La troisième expérience se trouve être, comme on pouvait s'y attendre, celle d'un nouveau contraste. Elle nous arrive en voyage, peut-être plus fréquemment au moment du retour, quand nous sommes confrontés au contraste entre le vécu de celui-ci et la vie qui la précédait et qui se présente à nous comme celle que nous nous apprêtons à retrouver quand il sera terminé. Naturellement les lieux, les personnes, peut-être aussi le climat, la végétation, l'architecture, la musique, les activités, ont été pendant toute sa durée différentes de ce dont nous avions l'habitude. Chacune de ces différences ayant sa signification propre. Mais en plus, toutes réunies, elles s'agrègent en une impression unique ou en une qualité distincte, qui maintenant se heurte à celle de la vie étrangère au voyage.
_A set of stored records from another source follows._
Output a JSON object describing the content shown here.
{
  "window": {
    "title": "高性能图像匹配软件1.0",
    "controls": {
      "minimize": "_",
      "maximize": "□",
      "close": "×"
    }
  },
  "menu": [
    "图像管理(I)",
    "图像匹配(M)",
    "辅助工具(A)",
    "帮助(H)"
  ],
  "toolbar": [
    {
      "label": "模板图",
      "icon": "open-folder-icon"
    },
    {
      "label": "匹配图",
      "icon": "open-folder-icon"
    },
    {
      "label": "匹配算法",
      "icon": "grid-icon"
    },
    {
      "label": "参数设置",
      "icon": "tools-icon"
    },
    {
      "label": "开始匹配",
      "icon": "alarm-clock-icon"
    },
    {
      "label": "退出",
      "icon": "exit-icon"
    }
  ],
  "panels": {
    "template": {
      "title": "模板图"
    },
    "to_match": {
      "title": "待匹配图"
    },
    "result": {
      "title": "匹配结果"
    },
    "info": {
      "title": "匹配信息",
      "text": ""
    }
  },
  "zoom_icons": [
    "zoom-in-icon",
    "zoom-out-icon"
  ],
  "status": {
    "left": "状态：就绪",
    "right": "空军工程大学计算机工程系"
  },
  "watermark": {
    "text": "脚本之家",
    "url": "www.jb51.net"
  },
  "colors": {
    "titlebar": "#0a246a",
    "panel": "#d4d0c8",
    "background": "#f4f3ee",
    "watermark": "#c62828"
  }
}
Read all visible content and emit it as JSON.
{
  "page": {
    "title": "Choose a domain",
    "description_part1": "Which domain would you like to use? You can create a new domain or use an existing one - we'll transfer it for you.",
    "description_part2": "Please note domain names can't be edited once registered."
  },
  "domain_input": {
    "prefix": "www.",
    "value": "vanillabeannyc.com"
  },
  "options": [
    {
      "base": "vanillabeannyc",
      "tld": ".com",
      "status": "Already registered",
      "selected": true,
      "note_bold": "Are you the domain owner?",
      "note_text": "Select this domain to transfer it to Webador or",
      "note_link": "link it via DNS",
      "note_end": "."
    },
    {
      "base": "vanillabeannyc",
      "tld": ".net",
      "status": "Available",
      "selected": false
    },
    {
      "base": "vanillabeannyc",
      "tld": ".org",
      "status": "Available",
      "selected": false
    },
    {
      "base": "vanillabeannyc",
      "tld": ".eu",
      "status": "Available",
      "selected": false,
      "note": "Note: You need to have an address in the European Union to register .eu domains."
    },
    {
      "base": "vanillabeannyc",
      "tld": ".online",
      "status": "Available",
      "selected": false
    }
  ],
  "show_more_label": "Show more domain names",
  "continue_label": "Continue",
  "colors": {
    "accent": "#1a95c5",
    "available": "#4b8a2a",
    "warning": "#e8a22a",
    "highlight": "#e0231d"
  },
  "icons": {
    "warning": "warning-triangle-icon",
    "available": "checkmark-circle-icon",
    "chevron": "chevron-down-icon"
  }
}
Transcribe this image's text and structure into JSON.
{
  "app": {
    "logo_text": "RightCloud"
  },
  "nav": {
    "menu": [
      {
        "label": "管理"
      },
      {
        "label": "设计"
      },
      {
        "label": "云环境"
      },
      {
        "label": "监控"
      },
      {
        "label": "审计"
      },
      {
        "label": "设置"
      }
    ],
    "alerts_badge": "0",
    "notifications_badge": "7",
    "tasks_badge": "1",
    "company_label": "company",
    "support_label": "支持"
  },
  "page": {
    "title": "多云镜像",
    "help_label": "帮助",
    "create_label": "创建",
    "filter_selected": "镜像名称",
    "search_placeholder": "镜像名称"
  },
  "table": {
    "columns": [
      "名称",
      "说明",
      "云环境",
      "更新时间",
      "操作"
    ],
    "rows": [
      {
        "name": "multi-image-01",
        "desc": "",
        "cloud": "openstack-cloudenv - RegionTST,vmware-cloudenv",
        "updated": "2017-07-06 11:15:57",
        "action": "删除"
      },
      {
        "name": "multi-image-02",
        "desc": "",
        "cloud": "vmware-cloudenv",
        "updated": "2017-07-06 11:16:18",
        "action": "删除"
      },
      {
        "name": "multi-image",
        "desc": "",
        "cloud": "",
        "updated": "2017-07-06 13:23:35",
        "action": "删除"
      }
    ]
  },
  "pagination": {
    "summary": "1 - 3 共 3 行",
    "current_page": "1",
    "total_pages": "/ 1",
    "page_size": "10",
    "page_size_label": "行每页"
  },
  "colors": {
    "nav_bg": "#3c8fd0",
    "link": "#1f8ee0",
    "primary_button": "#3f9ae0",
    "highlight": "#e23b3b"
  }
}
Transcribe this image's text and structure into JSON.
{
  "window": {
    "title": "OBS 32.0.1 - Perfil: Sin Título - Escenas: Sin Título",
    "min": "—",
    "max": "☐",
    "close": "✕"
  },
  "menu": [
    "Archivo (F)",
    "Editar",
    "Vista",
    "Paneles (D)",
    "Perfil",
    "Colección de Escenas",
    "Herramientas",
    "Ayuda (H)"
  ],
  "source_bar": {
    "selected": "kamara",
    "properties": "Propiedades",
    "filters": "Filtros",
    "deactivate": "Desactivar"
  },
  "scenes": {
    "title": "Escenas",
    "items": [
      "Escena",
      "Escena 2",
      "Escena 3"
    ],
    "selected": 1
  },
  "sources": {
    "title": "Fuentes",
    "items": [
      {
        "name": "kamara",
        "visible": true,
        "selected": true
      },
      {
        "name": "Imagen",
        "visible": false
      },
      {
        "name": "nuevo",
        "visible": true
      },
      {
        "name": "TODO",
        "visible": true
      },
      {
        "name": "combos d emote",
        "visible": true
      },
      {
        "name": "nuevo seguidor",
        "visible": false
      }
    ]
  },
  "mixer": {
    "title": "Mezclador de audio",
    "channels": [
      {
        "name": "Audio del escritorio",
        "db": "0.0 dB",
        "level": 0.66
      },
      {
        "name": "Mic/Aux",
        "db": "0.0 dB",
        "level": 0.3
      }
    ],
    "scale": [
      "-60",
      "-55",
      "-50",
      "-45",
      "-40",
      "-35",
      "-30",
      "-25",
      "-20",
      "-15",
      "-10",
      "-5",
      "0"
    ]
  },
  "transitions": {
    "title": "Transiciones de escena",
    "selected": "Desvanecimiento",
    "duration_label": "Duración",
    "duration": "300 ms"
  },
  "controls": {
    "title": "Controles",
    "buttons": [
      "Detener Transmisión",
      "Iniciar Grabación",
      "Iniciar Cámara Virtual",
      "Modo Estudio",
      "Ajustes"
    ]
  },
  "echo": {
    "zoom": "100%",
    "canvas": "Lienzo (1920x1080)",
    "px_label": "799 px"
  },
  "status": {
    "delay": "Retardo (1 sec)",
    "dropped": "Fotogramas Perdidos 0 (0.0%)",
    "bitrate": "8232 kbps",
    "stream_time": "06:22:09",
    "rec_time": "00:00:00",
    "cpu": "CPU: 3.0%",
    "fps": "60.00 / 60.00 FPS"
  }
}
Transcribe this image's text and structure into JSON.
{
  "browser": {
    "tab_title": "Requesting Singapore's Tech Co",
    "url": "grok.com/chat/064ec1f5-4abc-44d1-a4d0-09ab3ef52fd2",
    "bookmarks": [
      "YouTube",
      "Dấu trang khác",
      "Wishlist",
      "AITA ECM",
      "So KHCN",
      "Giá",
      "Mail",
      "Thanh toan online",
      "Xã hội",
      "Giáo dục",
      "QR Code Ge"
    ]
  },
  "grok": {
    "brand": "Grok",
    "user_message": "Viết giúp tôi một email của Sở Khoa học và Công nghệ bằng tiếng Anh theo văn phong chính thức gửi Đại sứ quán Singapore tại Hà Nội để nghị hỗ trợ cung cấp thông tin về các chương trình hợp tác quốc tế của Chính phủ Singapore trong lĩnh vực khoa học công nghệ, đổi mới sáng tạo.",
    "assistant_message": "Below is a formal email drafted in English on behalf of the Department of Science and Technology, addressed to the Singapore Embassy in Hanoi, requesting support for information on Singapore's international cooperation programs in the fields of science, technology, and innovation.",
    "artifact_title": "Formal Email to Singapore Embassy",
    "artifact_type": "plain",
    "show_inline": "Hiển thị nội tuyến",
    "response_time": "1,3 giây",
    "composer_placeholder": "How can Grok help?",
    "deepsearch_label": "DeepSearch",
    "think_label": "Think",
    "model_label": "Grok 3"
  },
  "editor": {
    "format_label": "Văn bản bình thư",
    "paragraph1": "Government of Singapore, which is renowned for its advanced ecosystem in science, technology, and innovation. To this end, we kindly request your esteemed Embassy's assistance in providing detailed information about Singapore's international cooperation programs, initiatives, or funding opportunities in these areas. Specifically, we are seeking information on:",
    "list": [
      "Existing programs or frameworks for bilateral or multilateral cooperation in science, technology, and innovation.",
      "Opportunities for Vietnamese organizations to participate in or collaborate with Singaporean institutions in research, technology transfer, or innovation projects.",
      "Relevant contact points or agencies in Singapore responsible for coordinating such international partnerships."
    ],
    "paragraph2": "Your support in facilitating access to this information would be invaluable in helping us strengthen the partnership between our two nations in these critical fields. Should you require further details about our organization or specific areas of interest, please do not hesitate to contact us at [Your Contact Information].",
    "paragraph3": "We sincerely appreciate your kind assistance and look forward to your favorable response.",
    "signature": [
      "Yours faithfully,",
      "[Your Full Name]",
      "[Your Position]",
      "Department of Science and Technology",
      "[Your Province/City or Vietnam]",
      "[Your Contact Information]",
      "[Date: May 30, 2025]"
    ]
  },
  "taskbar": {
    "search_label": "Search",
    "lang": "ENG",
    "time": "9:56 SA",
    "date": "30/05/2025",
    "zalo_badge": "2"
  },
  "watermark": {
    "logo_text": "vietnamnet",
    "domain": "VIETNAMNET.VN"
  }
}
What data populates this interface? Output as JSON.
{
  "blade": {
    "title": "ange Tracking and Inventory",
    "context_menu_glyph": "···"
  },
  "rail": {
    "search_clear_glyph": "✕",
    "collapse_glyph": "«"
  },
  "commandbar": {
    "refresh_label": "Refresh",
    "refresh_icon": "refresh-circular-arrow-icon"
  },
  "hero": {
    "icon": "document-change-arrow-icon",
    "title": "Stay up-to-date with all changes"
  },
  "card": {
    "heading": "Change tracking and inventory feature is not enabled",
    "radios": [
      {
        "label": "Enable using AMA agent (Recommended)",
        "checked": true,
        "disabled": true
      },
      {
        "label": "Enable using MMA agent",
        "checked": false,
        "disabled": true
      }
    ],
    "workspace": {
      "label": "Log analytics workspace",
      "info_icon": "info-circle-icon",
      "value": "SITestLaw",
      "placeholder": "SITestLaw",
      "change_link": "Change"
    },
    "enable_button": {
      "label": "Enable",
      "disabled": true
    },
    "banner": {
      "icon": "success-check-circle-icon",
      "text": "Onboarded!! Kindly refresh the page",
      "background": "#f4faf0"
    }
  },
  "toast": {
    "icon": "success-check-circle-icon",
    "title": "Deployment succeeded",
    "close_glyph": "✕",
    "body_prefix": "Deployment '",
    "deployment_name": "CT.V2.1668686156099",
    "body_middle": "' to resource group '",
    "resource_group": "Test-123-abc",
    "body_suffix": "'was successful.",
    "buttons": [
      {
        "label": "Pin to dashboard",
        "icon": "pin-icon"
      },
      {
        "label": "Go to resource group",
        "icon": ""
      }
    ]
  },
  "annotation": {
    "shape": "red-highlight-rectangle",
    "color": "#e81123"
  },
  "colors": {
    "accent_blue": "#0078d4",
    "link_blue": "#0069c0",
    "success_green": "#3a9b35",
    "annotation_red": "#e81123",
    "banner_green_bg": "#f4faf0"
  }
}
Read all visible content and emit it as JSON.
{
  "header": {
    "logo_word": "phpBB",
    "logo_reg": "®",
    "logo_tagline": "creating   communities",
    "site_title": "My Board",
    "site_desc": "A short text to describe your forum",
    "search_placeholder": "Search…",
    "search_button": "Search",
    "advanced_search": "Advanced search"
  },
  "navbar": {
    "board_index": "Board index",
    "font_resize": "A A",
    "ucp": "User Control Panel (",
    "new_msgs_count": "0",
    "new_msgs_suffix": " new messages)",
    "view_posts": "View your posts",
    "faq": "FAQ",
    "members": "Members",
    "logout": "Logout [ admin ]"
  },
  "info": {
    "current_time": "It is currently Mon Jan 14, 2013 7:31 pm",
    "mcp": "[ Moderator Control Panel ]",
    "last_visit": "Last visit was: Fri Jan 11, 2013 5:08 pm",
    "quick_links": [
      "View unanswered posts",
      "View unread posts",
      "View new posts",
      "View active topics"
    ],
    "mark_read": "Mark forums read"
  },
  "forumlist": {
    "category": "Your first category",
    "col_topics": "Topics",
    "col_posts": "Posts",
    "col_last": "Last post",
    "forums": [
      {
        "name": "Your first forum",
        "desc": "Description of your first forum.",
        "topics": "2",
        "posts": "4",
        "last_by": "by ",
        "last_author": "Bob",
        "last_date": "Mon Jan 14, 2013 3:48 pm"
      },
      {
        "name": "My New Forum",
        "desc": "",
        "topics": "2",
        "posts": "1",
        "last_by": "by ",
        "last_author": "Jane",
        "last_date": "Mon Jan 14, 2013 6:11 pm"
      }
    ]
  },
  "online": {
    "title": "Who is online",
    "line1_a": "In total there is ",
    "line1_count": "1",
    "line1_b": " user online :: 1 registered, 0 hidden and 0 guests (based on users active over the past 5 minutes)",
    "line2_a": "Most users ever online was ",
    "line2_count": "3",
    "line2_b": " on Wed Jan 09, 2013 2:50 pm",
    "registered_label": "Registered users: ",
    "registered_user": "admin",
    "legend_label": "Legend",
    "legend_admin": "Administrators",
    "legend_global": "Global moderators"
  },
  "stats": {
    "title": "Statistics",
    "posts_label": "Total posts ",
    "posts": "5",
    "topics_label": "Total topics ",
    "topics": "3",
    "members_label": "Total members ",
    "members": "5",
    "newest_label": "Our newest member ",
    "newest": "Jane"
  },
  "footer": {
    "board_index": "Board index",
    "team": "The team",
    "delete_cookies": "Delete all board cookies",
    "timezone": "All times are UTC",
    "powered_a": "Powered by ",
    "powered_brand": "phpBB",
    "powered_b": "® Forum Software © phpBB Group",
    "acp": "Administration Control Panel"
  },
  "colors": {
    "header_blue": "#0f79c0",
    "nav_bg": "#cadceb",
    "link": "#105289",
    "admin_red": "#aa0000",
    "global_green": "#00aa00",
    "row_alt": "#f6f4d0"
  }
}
C'est ce choc qui est révélateur, car il concerne deux tonalités qui, par lui, se rendent mutuellement manifestes. Car le choc ne révèle pas seulement la tonalité qu'avait le voyage et qu'il continue à avoir pour encore un peu de temps, mais aussi celle de la vie antérieure et qui se présente également, peut-être, comme celle que l'on va retrouver.

Ces exemples ne sont pas uniques et il faut signaler qu'aussi bien les expériences révélatrices que les tonalités mêmes peuvent être strictement individuelles. Un de leurs traits commun, déjà mentionné plus haut et qui mériterait que l'on s'y attarde davantage, étant leur grande fugacité. Malgré le fait que je subodore derrière tout cela une profondeur que nous ne pourrons ignorer, je dois pour l'instant l'abandonner au titre de simple curiosité, comme un trait qui semble simplement commun ou très fréquent. Mais il en est un qui ne me parait certainement pas seulement commun et fréquent mais bien constituer l'essentiel de la révélation de la tonalité ou de sa perception, c'est le contraste. Comme dans le cas de la perception des choses qui se détachent sur un fond ou horizon également chosique, la perception de la tonalité ne parait pouvoir advenir que sur le fond ou horizon d'une autre ou d'autres tonalités. Dit d'une autre manière : il semble qu'une tonalité ne puisse se donner à connaître qu'à partir d'un dehors, c'est-à-dire à partir d'un hors de soi, à partir d'un autre. Ce qui pose un problème de grande portée que nous ne pourrons résoudre ici : peut-être n'y a-t-il en réalité rien d'autre que des tonalités souvenues, peut-être toute tonalité n'est-elle qu'une trace, la trace colorée que notre vie laisse dans son sillage, qu'un écho de l'existence…Ceci pourrait alors expliquer la remarquable invisibilité ou transparence qui caractérise la tonalité présente, s'il est encore judicieux de continuer à la qualifier ainsi. On peut se demander s'il n' y a pas là plus qu'une simple affinité terminologique avec les thèses impliquées dans la formule de Bloch parlant de " l'obscurité du moment vécu. " La tonalité que revêt notre vie présente ou le monde qui en est issu, demeure dans l'ombre. Nous ne la connaîtrons que demain. Qui dit tonalité suppose distance, c'est-à-dire temps ; mais ce que nous apporte le temps c'est précisément une nouvelle tonalité qui va faire contraste avec la précédente. Et de quelque façon que l'on résolve le problème nous devrons toujours faire la distinction entre la manière de vivre une tonalité présente et l'appréhension d'une tonalité passée, qui parait bien être sa manifestation authentique.